Here’s some things you probably don’t know. Crow is the keeper of the Book of Law. It’s all the laws concerning Spirit on which all things reside. In that book, amongst all the pages and the beautiful finding and the gilt edges, there is only one law: Trust In Creator. Which is why crows appear when someone is struggling at the end of their life, hovering between here and there, suffering when it is time to leave. Crows will gather, in one’s and twos until an entire flock, yes a murder, has arrived, not to steal the person’s soul or life, but to remind them: Trust. They will carry the person so that they get where they are supposed to be. So they can remember who they truly are.
Another aspect of crow is about knowing. Most people hear crows make their usual vocalizations which we think of as ‘caw, caw.’ But during mating season them make a very different call which to us sounds like “I…..know….” Somewhat like a teenager being told for the umpteenth time (technical term) that they need to do this, that, or the other or some fact that should have relevance but they are ignoring any way. Because at some point in the life of a teenager they come to believe that they simultaneously know everything, live in a world where all adults know nothing, and yet have no idea how the world actually works or what they are doing at any given moment. How do they all survive? *shudder* Crow points out that our knowing gets in our own way. Our preconceptions cause to do things that don’t match the reality. Our limited knowing about things prevents us from finding out deeper levels, layers of truth over layers of wisdom.

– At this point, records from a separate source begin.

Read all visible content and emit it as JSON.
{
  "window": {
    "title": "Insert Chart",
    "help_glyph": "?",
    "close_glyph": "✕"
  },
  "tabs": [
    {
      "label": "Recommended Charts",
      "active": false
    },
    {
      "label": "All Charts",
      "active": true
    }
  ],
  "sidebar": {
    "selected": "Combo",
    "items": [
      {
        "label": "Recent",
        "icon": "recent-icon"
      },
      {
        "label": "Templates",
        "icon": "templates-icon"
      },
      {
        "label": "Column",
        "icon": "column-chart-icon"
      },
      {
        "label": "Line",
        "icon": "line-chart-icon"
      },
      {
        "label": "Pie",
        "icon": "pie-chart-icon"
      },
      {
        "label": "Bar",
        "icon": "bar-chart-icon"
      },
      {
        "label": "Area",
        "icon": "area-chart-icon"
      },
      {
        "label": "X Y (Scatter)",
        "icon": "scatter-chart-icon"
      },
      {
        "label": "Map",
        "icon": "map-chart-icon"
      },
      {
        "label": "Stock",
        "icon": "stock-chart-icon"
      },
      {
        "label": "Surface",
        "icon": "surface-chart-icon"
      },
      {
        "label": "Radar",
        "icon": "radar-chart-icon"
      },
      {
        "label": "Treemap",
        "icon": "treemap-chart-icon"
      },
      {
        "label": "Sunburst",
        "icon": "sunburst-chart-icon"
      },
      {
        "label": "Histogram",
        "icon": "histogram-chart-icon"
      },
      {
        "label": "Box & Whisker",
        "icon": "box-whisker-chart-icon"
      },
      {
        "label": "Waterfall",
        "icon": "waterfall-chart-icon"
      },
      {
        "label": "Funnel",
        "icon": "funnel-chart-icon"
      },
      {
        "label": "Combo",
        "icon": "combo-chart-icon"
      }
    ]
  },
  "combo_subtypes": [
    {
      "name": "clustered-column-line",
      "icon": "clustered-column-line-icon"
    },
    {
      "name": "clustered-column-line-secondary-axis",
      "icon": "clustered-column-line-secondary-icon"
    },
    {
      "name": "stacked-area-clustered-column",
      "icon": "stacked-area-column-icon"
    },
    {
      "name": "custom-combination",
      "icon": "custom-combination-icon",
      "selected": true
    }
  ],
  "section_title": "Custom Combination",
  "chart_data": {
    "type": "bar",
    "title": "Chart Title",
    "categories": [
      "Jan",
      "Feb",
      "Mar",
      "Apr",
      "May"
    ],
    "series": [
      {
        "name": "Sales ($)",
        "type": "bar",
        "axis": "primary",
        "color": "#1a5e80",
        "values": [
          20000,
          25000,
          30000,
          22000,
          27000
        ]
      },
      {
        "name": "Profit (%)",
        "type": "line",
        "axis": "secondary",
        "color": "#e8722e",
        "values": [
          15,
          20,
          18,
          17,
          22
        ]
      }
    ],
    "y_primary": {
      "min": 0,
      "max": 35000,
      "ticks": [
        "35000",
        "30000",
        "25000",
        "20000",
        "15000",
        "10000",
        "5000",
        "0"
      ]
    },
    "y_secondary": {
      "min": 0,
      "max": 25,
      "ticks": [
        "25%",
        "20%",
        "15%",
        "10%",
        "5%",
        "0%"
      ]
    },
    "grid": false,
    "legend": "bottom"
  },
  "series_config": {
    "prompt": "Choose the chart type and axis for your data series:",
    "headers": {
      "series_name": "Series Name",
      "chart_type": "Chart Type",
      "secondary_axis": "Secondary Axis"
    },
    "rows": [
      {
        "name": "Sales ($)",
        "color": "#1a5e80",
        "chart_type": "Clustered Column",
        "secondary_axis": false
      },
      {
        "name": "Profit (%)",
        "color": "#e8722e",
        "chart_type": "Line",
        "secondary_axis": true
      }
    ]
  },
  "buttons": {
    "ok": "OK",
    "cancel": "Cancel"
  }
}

We have knowledge blindness because we think we know about ourselves and about our world that keeps us safe and yet keeps us caged and in danger of tripping over experiences we didn’t see coming. Learning from crow we can open ourselves to trusting that there is more to learn and become, that we don’t know everything and can still be ok, and that while it’s annoying to have to clean up after others, what they leave behind or ignore could be a font of abundance for us if we just stop griping for a minute.